Editorial: So ‘80s

Editorial Cartoon by John Gilbert Manantan
Editorial Cartoon by John Gilbert Manantan

THE Senate Committee on National Defense and Security, Peace, Unification and Reconciliation held its second session on Tuesday, Nov. 24, 2020, this time with the Makabayan bloc representatives, including former Bayan Muna congressman Teddy Casiño and a host of other leaders from cause-oriented groups.

The Makabayan leaders aired their concerns on the alleged red-tagging by authorities, which as Casiño explained wouldn’t have been as harmless as Sen. Tito Sotto thought, if these were just plain accusations, or “kung salita lang” (just words). The problem is that state apparatuses have been put to work and have resulted to deaths and violent coercions. It had put the lives of members in legal organizations in danger.

In the same hearing, members of the security sector, with its cohorts of witnesses, confessed former rebel combatants, have put out a claim that supposedly legal organizations are actually recruitment entities in the service of the Communist Party of the Philippines-New People’s Army-National Democratic Front (CPP-NPA-NDF). The zealous star witness Jeffrey Celis was pretty much articulate in explaining the layers an activist goes through until he or she becomes full entrenched into the rebel fold, complete with a Powerpoint presentation.

Committee chair Sen. Panfilo Lacson and Undersecretary Lorraine Badoy of the Presidential Communications Operations Office (PCOO) pushed the question of why Makabayan representatives, now working for government, wouldn’t denounce the CPP-NPA-NDF for their actions of being up in arms to overthrow the government.

Apparently a trick question, it reduces the whole complexity of the country’s insurgency problem into black and white.

Casiño was quick to say that they don’t see the rebels as enemies, further explaining that there is a whole history of legitimate grievances that the whole spectrum of the movement shares.

“They are fellow Filipinos who also want change...genuine land reform, national industrialization, respect for human rights, dismantling the pork barrel system and political dynasties, asserting sovereignty in the West Philippine Sea and through the country—that we fought for,” Casiño said.
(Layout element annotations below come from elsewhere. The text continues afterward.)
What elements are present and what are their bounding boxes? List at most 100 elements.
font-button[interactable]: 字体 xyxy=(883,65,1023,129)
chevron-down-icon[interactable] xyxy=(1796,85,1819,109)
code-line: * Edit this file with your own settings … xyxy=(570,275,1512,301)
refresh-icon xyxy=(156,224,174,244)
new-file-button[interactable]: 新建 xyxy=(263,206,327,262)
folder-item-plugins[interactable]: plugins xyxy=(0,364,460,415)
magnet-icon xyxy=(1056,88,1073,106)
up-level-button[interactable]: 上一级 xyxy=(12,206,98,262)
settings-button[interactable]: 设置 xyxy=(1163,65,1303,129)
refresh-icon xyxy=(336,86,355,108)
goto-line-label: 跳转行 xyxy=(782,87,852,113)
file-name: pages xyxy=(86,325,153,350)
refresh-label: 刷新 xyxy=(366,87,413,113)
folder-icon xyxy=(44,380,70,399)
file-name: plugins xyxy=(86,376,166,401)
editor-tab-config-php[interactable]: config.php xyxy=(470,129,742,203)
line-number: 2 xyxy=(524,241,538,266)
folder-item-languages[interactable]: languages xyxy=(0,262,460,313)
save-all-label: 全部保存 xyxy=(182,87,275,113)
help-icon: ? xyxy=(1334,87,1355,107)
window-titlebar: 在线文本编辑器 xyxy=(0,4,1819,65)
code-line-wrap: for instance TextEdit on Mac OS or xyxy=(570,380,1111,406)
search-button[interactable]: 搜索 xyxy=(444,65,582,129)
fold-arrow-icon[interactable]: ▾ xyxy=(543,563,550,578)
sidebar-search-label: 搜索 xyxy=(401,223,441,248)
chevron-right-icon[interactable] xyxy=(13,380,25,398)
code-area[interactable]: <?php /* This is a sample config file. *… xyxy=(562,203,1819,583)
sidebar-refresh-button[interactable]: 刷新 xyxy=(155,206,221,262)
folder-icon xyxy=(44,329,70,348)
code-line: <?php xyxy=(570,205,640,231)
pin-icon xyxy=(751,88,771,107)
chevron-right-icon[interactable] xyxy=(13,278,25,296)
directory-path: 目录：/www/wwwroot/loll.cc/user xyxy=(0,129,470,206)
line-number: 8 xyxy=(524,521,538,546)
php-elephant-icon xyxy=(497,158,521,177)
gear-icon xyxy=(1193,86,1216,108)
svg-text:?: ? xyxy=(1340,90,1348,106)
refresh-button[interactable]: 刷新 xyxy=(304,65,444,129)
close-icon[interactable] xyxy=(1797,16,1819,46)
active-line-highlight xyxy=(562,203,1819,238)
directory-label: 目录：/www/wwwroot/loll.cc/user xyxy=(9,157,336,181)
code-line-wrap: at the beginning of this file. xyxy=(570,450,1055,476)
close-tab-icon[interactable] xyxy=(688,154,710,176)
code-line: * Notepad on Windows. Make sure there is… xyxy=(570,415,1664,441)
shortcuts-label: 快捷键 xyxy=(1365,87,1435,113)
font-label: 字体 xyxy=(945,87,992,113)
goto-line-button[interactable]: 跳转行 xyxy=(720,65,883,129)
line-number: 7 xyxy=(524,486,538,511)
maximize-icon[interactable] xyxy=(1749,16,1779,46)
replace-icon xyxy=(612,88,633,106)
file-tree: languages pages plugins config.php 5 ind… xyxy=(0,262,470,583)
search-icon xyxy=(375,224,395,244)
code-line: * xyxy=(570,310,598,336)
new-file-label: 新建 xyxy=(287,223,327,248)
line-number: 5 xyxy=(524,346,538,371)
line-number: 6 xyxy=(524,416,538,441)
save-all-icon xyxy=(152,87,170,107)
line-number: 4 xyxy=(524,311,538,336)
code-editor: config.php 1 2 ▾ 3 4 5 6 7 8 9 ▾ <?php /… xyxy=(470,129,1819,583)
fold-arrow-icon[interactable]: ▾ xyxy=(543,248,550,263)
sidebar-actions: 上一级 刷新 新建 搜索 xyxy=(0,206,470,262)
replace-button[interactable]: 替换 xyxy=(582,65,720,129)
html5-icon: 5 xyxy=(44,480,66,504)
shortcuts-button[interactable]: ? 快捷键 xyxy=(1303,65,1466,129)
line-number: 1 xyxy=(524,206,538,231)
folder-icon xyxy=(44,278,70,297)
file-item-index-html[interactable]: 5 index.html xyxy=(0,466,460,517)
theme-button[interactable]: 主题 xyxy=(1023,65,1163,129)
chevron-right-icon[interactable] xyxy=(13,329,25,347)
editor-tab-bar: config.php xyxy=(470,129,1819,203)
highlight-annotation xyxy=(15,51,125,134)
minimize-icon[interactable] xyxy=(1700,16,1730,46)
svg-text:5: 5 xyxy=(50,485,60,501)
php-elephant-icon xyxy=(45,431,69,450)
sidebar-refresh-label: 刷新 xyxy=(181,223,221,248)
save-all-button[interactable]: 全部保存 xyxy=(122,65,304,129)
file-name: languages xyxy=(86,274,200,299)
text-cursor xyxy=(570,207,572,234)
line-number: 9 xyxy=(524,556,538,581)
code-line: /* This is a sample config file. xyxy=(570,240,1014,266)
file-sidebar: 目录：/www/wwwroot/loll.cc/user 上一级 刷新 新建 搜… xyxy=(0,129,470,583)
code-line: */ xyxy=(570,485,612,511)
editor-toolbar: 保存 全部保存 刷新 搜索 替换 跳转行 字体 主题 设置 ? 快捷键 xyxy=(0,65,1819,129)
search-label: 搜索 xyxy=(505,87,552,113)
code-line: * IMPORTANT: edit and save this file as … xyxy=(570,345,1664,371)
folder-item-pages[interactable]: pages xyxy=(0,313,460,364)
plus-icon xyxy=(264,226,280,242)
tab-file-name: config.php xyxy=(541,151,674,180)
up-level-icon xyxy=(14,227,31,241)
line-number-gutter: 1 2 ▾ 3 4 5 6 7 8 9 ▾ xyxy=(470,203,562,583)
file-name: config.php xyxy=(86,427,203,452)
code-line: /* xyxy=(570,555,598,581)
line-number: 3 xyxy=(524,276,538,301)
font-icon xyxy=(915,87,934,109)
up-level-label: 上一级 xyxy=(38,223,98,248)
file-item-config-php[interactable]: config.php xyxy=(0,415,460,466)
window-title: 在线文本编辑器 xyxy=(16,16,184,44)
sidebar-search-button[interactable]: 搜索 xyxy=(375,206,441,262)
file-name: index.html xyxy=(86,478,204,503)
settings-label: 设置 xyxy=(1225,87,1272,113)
It is precisely the point why his sector is pushing for the resumption of the peace talks.

The country’s defense sector must learn to see that the direct participation of the country’s progressives in the democratic exercises is a positive development. To see it as an infiltration or part of a whole conspiracy to topple a government is thinking that’s pretty much stuck in the good old ‘80s. The whole practice of red-tagging is an extremely outdated tack, it renders dissent within democratic space pretty much frustrating and thus stoking further the fire.

Sister Mary John Mananzan, during the hearing, said thus, “Akala n’yo ba you can kill a movement by persecuting them? You do not know history...Ang movement ‘pag pinersecute mo, para kang merong combustible material and you are pouring gasoline on it...Did you see the history of the Church? It only grew when there were martyrs. Kaya kung akala ninyo you will break dissent by persecuting, you are very much mistaken.”

Time and again, we find ourselves in a cycle in which the military claims that the CPP-NPA-NDF is nearing “eminent defeat” and in the next breath asks for a larger budget because there is “clear and present danger.”

“Because there is continuous recruitment,” said National Security Adviser and National Task Force to End Local Communist Armed Conflict Vice Chair Hermogenes Esperon Jr.

Perhaps, Esperon and the rest of those in authority who have been stuck in the old, must rethink their strategy. The new breed of military officers and policemen can perhaps review history and realize that poverty, injustice, corruption in government, and, yes, even red-tagging if you may, are exactly what make recruitment easy. It’s this whole sickening thing of inequity in this country that breeds insurgency.